Feb. 9, 2018 -- Rare footage of snow leopards in northwest China's Qinghai Province are helping fill gaps in our knowledge of the endangered species.
A network of 154 infrared cameras over an area of 2,000 square kilometers in Qilianshan National Nature Reserve has captured the cats 251 times on film since May 2017, forestry authorities said Thursday.
Rare shots of the endangered big cat were captured by 37 cameras, including one showing five cubs, another showing five adult cats, and the third a snow leopard with a marmot in its mouth.
Snow leopards have great eyesight and are mostly active after dark, choosing to seek shelter among rocks or in caves in daylight. Scientists have dubbed them "mountain hermits."

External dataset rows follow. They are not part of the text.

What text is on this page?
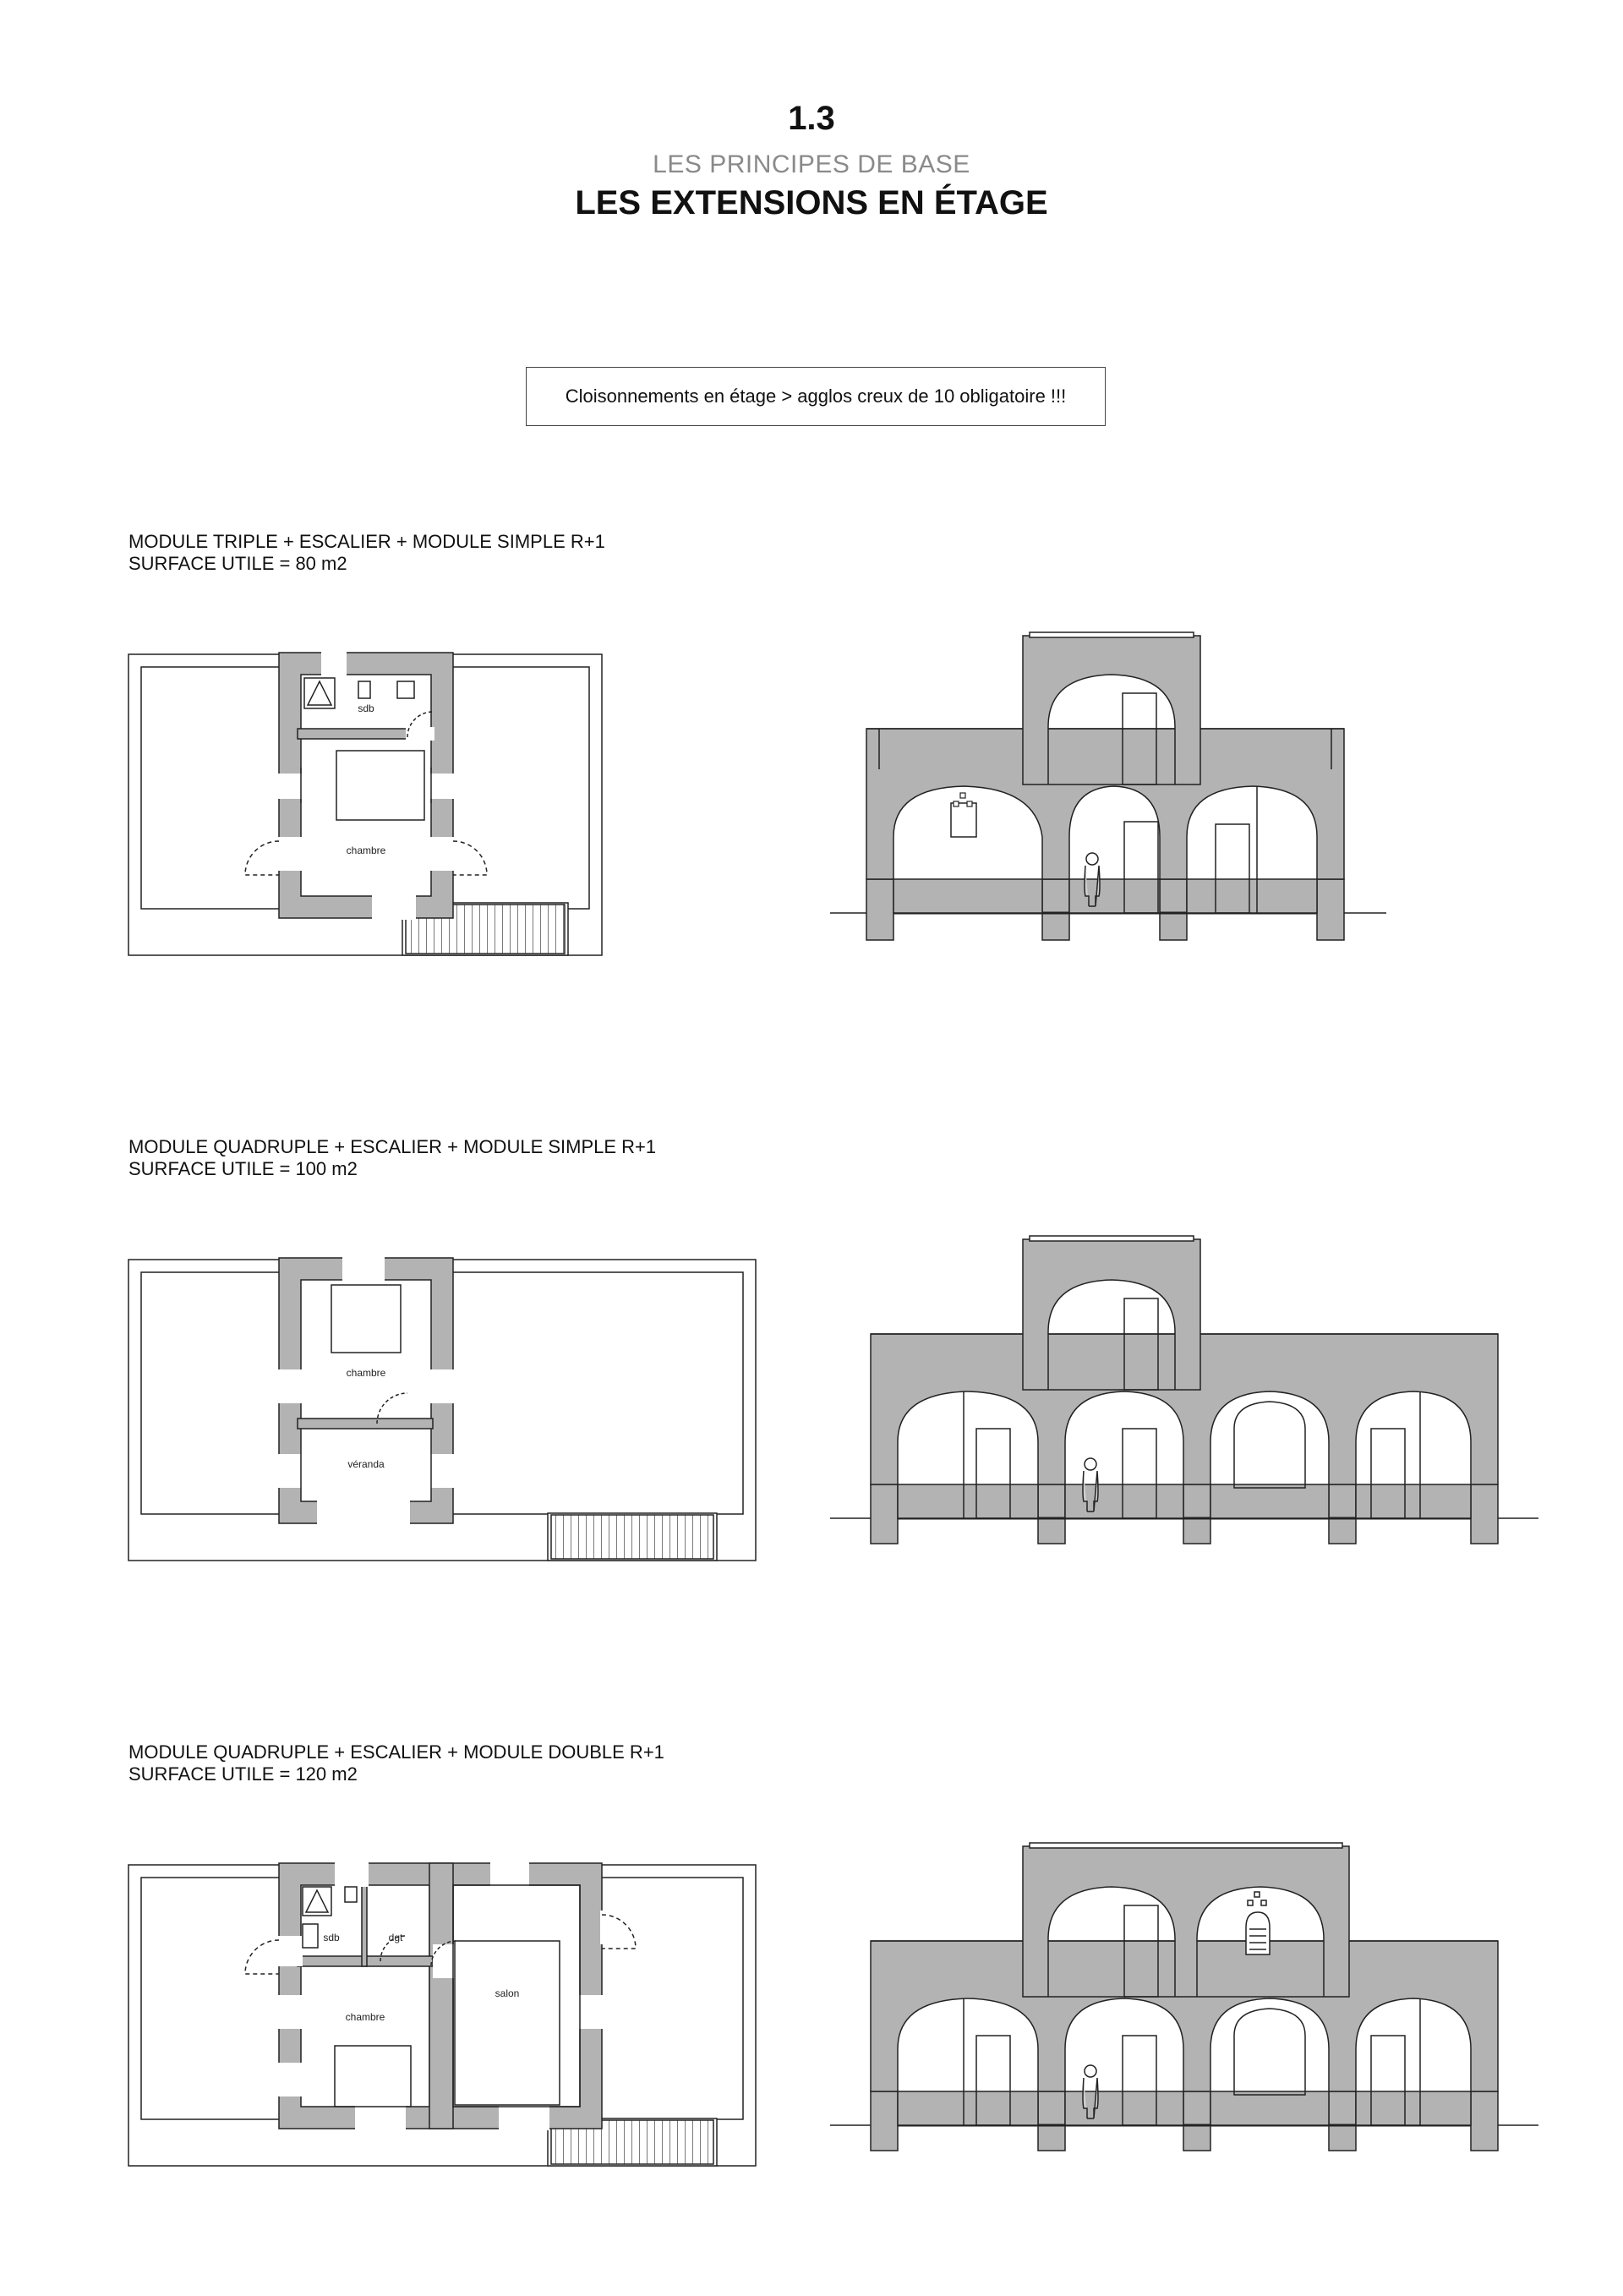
1.3
LES PRINCIPES DE BASE
LES EXTENSIONS EN ÉTAGE
Cloisonnements en étage > agglos creux de 10 obligatoire !!!
MODULE TRIPLE + ESCALIER + MODULE SIMPLE R+1
SURFACE UTILE = 80 m2
MODULE QUADRUPLE + ESCALIER + MODULE SIMPLE R+1
SURFACE UTILE = 100 m2
MODULE QUADRUPLE + ESCALIER + MODULE DOUBLE R+1
SURFACE UTILE = 120 m2
sdb
chambre
chambre
véranda
sdb	dgt
chambre
salon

Snow leopard is a Class A protected animal in China and the International Union for Conservation of Nature classified it as endangered-to-vulnerable last year. They live in the mountain ranges of central and south Asia at altitudes of 2,500 to 4,500 meters, with 60 percent of its habitats in China.
The images will add to the little that is known about snow leopard, its numbers and distribution. It is estimated that about 2,000 live in China's Qinghai, Xinjiang, Tibet, Sichuan and Gansu.
The Chinese Academy of Forestry (CAF), the Beijing Forestry University and the Qinghai Qilianshan Nature Reserve jointly conducted the research on the northeastern Qinghai-Tibetan Plateau, near Gansu Province.
"This is the first such large-scale wild animal monitoring since the nature reserve was established in 2014," says reserve head Han Qiang.
Researchers also collected the cats' droppings and footprints for further study.
Another 20 species of animals including brown bear, white-lipped deer, wolf, Tibetan fox and marmot were also spotted.
The snow leopard is a flagship species in Qilianshan, home to the headwaters of the Yellow River.
Conservation trickles down through the ecosystem, says CAF assistant engineer Xue Yadong. If big animals are protected, then so are other species, and by association, water sources.
"We will continue monitoring wildlife and establish a database of animals in the reserve."